Only that’s not all. After spending a little awkward time with his brothers Glen (Vincent D’Onofrio) and Dale (Jeremy Strong), Hank is all ready to zip back home to water his highly symbolic hydrangeas, finish divorcing his wife, and figure out how to raise his button-nosed moppet of a daughter (Lauren Palmer). Just before he leaves, his father, Judge Palmer (Robert Duvall) is charged with murdering a local druggie. This sets up for a standard courtroom drama, along with a cross-generational conflict. Frankly, the sight of the hyper-verbal Downey squaring off against the grounded Duvall might even make you think that The Judge will supremely enjoyable nonsense.
But like an overanxious TV pitchman, Nick Schenk and Bill Dubuque’s screenplay can’t stop coming at you, shouting, "Wait, there’s more!" On top of this foundation, the piles on mysterious paternity, an unknown illness, a mentally challenged brother (that would be Dale, with his ever-present movie camera), and more backstory than your average miniseries. With all the secondary storylines and characters jostling for attention, director David Dobkin loses track of where the film might have started. Instead, it barrels towards thunderous legal and familial verdicts, lopped-off subplots and inconsistencies be damned.

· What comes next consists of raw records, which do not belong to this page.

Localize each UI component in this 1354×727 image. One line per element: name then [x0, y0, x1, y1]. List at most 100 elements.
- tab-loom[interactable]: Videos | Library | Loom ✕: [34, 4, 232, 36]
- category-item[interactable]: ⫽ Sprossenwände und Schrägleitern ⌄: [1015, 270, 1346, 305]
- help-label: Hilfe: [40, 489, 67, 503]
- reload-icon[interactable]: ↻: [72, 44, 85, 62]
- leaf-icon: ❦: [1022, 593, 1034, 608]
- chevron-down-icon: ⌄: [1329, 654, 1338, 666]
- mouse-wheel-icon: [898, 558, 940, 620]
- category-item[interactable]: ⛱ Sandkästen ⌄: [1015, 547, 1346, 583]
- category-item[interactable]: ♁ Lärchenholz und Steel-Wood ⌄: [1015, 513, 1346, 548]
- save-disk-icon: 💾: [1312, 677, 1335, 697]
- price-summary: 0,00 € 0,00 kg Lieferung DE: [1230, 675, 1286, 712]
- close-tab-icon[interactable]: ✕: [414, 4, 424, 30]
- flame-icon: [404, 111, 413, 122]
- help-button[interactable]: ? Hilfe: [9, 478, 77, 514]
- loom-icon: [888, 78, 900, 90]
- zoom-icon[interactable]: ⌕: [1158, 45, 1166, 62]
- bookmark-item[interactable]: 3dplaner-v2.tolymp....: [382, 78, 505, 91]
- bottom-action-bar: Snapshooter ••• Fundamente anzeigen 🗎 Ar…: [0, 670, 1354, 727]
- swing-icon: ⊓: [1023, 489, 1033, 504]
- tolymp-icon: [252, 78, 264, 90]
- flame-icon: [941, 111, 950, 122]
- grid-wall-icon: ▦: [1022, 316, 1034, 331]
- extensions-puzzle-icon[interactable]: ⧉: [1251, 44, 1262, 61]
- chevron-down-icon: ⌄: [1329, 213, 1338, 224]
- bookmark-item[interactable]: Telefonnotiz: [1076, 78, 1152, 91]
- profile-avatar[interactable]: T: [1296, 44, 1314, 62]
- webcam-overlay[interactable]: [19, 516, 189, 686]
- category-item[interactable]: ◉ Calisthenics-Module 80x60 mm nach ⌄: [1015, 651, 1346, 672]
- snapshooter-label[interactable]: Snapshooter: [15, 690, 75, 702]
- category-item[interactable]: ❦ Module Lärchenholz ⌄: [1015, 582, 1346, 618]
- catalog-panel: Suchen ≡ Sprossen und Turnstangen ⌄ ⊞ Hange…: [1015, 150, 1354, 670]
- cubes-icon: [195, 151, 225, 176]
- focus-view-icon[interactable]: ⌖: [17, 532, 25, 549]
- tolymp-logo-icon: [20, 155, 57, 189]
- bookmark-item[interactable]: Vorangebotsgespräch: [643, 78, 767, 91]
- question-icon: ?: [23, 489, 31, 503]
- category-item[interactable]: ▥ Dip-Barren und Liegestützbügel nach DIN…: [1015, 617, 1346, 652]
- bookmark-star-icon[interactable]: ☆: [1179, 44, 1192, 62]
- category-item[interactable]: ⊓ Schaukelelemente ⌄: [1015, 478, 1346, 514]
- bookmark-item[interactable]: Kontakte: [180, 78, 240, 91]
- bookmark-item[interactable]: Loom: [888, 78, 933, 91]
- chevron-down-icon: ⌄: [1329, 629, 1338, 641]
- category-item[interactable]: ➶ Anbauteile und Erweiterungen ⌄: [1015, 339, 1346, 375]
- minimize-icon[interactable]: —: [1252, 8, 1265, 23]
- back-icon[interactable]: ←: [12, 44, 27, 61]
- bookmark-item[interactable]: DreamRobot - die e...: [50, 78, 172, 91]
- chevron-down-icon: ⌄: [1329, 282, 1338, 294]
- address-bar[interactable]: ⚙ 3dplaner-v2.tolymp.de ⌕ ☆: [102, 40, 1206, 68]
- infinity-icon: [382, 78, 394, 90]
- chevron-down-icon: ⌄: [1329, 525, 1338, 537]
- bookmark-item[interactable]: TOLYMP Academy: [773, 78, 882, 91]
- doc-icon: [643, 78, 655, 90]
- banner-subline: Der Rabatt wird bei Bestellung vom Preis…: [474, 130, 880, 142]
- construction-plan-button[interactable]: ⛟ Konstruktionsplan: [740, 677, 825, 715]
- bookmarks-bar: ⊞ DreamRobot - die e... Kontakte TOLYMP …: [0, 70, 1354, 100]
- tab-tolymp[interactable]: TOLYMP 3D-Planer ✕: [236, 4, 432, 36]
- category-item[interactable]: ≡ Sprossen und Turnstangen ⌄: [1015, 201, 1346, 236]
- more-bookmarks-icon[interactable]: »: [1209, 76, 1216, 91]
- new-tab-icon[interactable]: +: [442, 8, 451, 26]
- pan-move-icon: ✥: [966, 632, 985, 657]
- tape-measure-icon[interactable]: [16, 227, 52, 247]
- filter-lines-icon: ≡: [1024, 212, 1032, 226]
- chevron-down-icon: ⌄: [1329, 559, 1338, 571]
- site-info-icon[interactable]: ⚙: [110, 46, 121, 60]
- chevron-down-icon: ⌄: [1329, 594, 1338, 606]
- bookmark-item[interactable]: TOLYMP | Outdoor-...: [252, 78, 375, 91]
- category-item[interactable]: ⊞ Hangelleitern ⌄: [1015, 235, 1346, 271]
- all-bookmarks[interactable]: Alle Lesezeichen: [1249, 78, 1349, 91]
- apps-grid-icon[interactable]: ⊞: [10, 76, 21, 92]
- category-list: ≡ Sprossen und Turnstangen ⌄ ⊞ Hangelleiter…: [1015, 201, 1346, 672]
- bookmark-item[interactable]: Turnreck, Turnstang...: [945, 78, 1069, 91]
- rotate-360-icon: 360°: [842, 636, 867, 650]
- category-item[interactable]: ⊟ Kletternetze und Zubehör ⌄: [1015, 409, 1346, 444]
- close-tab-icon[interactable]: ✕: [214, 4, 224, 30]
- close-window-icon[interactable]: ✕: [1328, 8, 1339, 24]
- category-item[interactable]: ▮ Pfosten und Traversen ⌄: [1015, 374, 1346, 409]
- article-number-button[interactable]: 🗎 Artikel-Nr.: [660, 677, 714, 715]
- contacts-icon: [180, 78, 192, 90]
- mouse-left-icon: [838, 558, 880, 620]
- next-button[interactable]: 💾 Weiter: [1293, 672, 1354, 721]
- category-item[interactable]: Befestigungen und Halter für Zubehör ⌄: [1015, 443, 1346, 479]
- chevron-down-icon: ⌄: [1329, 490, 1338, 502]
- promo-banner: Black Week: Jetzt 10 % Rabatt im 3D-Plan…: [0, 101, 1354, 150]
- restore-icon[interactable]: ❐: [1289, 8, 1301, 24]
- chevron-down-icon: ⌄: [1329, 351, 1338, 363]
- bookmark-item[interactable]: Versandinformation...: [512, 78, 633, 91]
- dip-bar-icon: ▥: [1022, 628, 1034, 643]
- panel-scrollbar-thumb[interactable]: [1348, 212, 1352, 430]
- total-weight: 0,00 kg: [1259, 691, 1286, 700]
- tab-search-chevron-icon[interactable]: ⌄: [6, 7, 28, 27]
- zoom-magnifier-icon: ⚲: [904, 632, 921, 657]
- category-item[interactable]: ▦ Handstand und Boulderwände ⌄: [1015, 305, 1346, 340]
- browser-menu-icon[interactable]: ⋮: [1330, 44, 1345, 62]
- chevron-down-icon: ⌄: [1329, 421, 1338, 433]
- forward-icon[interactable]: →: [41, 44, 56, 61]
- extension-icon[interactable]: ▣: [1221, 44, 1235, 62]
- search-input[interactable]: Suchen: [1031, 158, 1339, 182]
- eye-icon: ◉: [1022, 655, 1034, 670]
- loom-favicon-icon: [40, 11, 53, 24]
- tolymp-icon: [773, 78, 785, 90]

Such disorder might have worked in the movie for which Dobkin is best known, Wedding Crashers, wherein he framed Vince Vaughn and Owen Wilson at the peak of their bro-comic powers. His approach in The Judge is similarly broad, overselling every joke and sentimentalizing everything else. The overstatement isn't helped by Janusz Kaminski’s cinematography, which lacquers every shot in a faux quality-film glow, forgetting that Indiana towns tend not to be surrounded by forested mountains.
It’s a shame, as most of the cast members put in great effort to elevate the dross they're handed. The expertly manic Downey looks annoyed as any old gunslinger might when forced to deploy his skills against the invariably dim-witted. You might call it showboating if he weren’t so superb at it. Vera Farmiga stretches out a depressingly rote and chauvinistic role, the sass-talking restaurateur and Hank's old girlfriend who just so happens to still be single and pining after him. Billy Bob Thornton goes quiet and mysterious to breathe life into his predictable prosecutor role. It appears that the makers knew when to stand back and give their remarkably A-list roster room to maneuver: if only that had been enough.